Nicht deutete an diesem Tag auf den Regen des Vortag hin. Bei für die Zuschauer angenehmen Temperaturen und Sonnenschein startete der Marathon der Männer um 11:45, was für die Läufer dann natürlich schon fast zu spät war. Für mich bot es genug Zeit, um nach einem morgendlichen Lauf an die Strecke zu kommen. Ob es nun gut war, daß der Marathon komplett in der Stadt verlief und sein Ziel am Brandenburger Tor statt im Stadion hatte, oder nicht, ist eine schwierig zu beantwortende Frage.
Die vier Runden boten den Zuschauern die Gelegenheit, die Läufer häufiger hautnah zu sehen. Dies war in Göteborg aber auch möglich trotz Zielankunft im Stadion. Andererseits waren so keine Zuschauer im Stadion und dafür mehr Zuschauer an der Strecke, welche die Läufer zusammen mit den ohnehin marathonbegeisterten Berlinern anfeuern konnten. Aus eigener Erfahrung weiß ich auch, wie geil ein Zieleinlauf durch das Brandenburger Tor ist, wobei ich mich als Deutscher dabei natürlich auch emotional stark an das Tor gebunden fühle. Für den Zuschauer von Nachteil war jedoch die geringe Anzahl an Leinwänden entlang der Strecke, so daß man den Marathon eigentlich nur am Brandenburger Tor durchgängig verfolgen konnte. Auch nervig waren die unnötig strengen Streckenposten, die ein Überqueren der Straße fast unmöglich machten, obwohl es große Zeitfenster zwischen den Läufern gab. Solche Kontrollen würde ich mir mal bei einem vollen Marathonfeld wünschen.
Mit einigen anderen stand ich an der Siegessäule und machte es mir in den, da das Feld immer weiter auseinanderriß, stetig kürzer werdenden Pausen auf dem Rasen bequem. So hatte ich zwar einen sehr faulen und beschaulichen Vormittag, erfuhr von dem Sieger Kirui aber erst aus dem Fernsehen mit deutlicher Verspätung.
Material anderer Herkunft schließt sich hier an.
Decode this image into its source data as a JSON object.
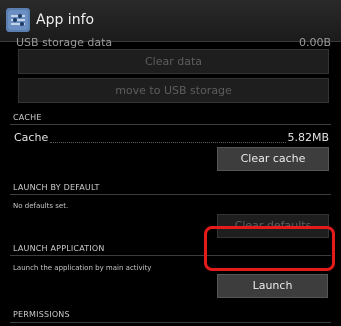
{
  "action_bar": {
    "title": "App info",
    "icon": "app-settings-icon"
  },
  "storage": {
    "cut_label": "USB storage data",
    "cut_value": "0.00B",
    "clear_data_label": "Clear data",
    "move_label": "move to USB storage"
  },
  "cache": {
    "header": "CACHE",
    "label": "Cache",
    "value": "5.82MB",
    "clear_label": "Clear cache"
  },
  "launch_default": {
    "header": "LAUNCH BY DEFAULT",
    "text": "No defaults set.",
    "clear_label": "Clear defaults"
  },
  "launch_app": {
    "header": "LAUNCH APPLICATION",
    "text": "Launch the application by main activity",
    "button_label": "Launch"
  },
  "permissions": {
    "header": "PERMISSIONS"
  },
  "colors": {
    "highlight": "#e31b1b",
    "background": "#000000"
  }
}
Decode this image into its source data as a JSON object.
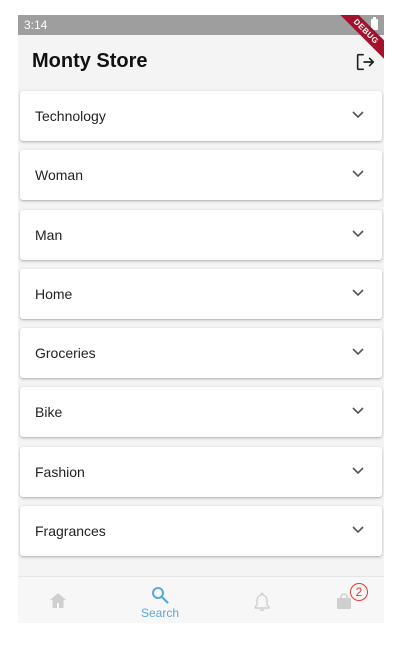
{
  "status_bar": {
    "time": "3:14"
  },
  "debug_banner": "DEBUG",
  "app_bar": {
    "title": "Monty Store"
  },
  "categories": [
    {
      "label": "Technology"
    },
    {
      "label": "Woman"
    },
    {
      "label": "Man"
    },
    {
      "label": "Home"
    },
    {
      "label": "Groceries"
    },
    {
      "label": "Bike"
    },
    {
      "label": "Fashion"
    },
    {
      "label": "Fragrances"
    }
  ],
  "bottom_nav": {
    "items": [
      {
        "icon": "home-icon",
        "label": "",
        "active": false
      },
      {
        "icon": "search-icon",
        "label": "Search",
        "active": true
      },
      {
        "icon": "bell-icon",
        "label": "",
        "active": false
      },
      {
        "icon": "shopping-bag-icon",
        "label": "",
        "active": false,
        "badge": "2"
      }
    ]
  },
  "colors": {
    "active_nav": "#5aa7dc",
    "inactive_nav": "#cfcfcf",
    "badge": "#e53935",
    "debug_banner": "#a2132b"
  }
}
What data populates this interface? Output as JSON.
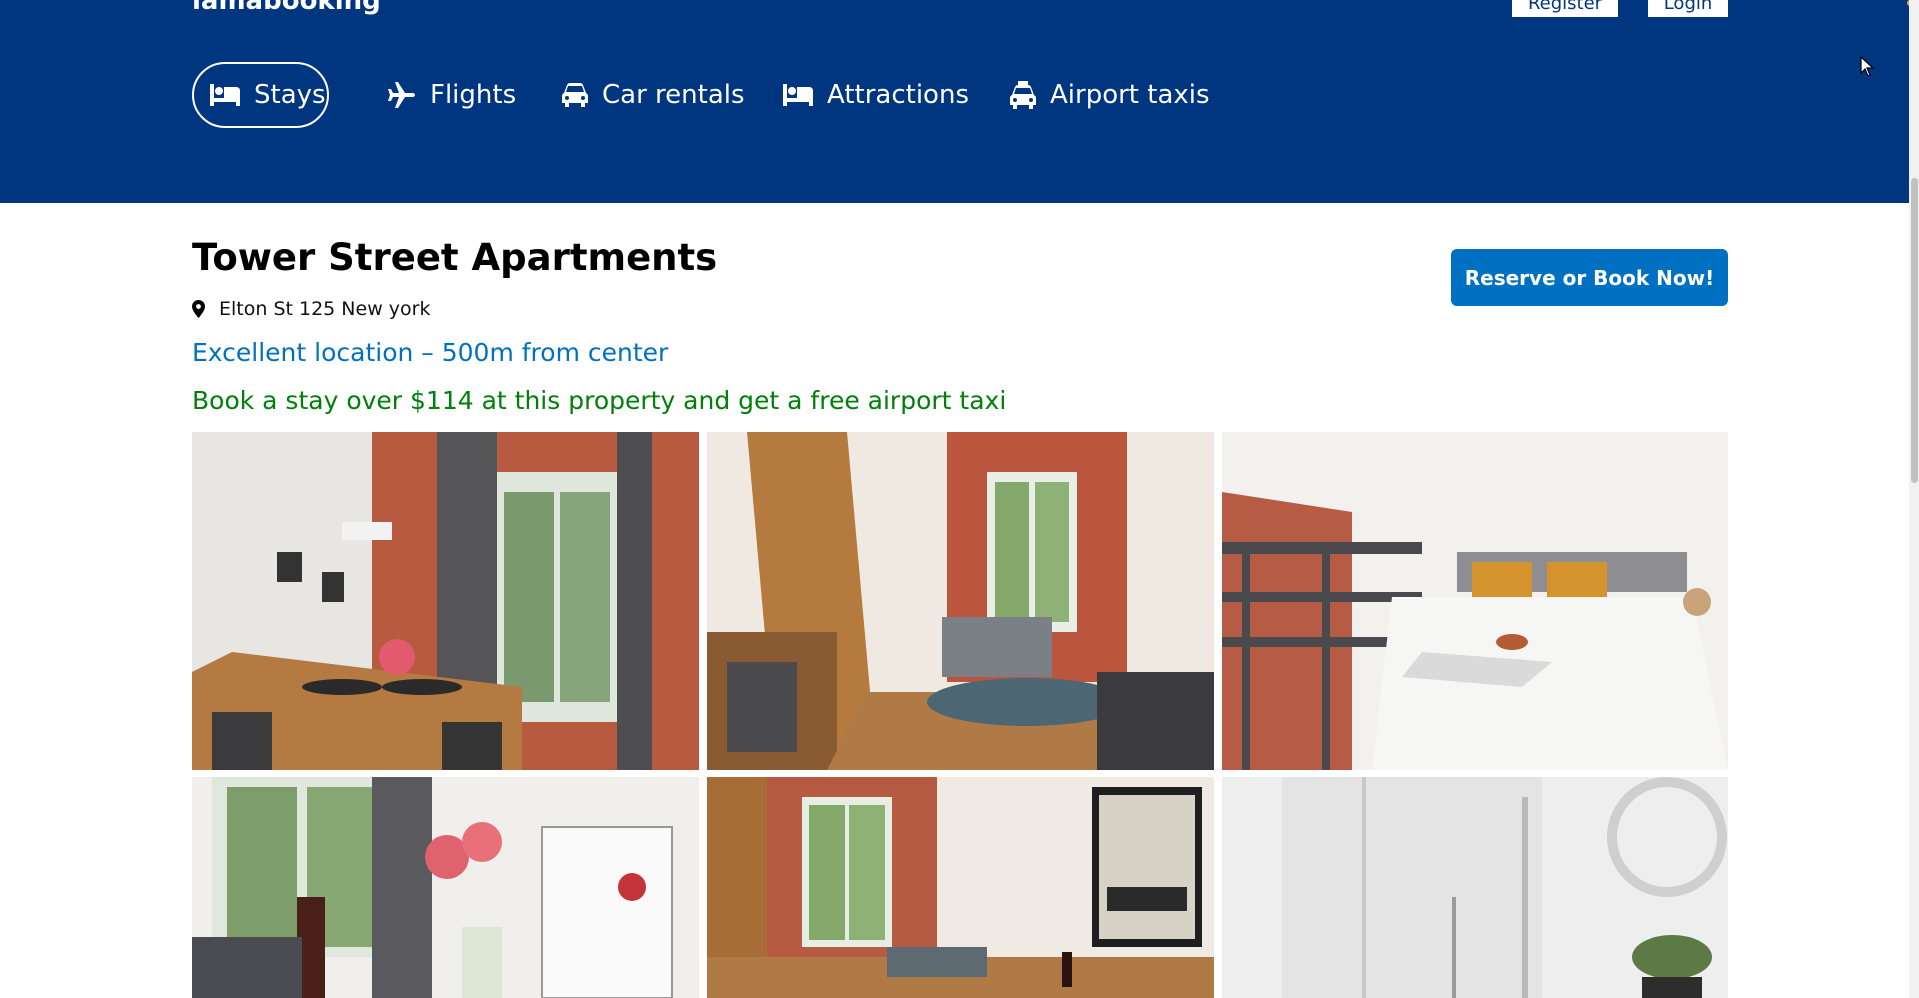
{
  "header": {
    "logo": "lamabooking",
    "register_label": "Register",
    "login_label": "Login",
    "nav": [
      {
        "label": "Stays",
        "icon": "bed-icon",
        "active": true
      },
      {
        "label": "Flights",
        "icon": "plane-icon",
        "active": false
      },
      {
        "label": "Car rentals",
        "icon": "car-icon",
        "active": false
      },
      {
        "label": "Attractions",
        "icon": "bed-icon",
        "active": false
      },
      {
        "label": "Airport taxis",
        "icon": "taxi-icon",
        "active": false
      }
    ]
  },
  "hotel": {
    "title": "Tower Street Apartments",
    "address": "Elton St 125 New york",
    "location_note": "Excellent location – 500m from center",
    "price_highlight": "Book a stay over $114 at this property and get a free airport taxi",
    "book_button": "Reserve or Book Now!"
  },
  "colors": {
    "header_bg": "#003580",
    "accent_blue": "#0071c2",
    "promo_green": "#008009"
  }
}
Im Anschluß an den Marathon erfolgte übrigens auf der gleichen Strecke ein 10km-Rennen für Hobbyläufer, der sogenannte Champions-Run, von dessen Organisation mir Mitlaufende sehr Schlechtes berichteten. Schade eigentlich. Schließlich gibt es in Berlin wahrlich genug Know-How, um große Laufveranstaltungen zu organisieren. Mich hatte insbesondere der Preis gestört, den ich als Abzocke empfand. Den Lauf als Charity-Run zu bezeichnen, empfand ich als zusätzlichen Hohn. Von den 27€ Startgeld gingen sage und schreibe 2€ an eine Hilfsorganisation, deren guter Name damit so in den Schmutz gezogen wurde, daß ich ihn lieber nicht nennen will. Hätte der Lauf das Gleiche gekostet und wären 12€ an eine Wohltätigkeitsorganisation gegangen, wäre ich wahrscheinlich gerne gelaufen. Immerhin ist mir so das Chaos erspart geblieben.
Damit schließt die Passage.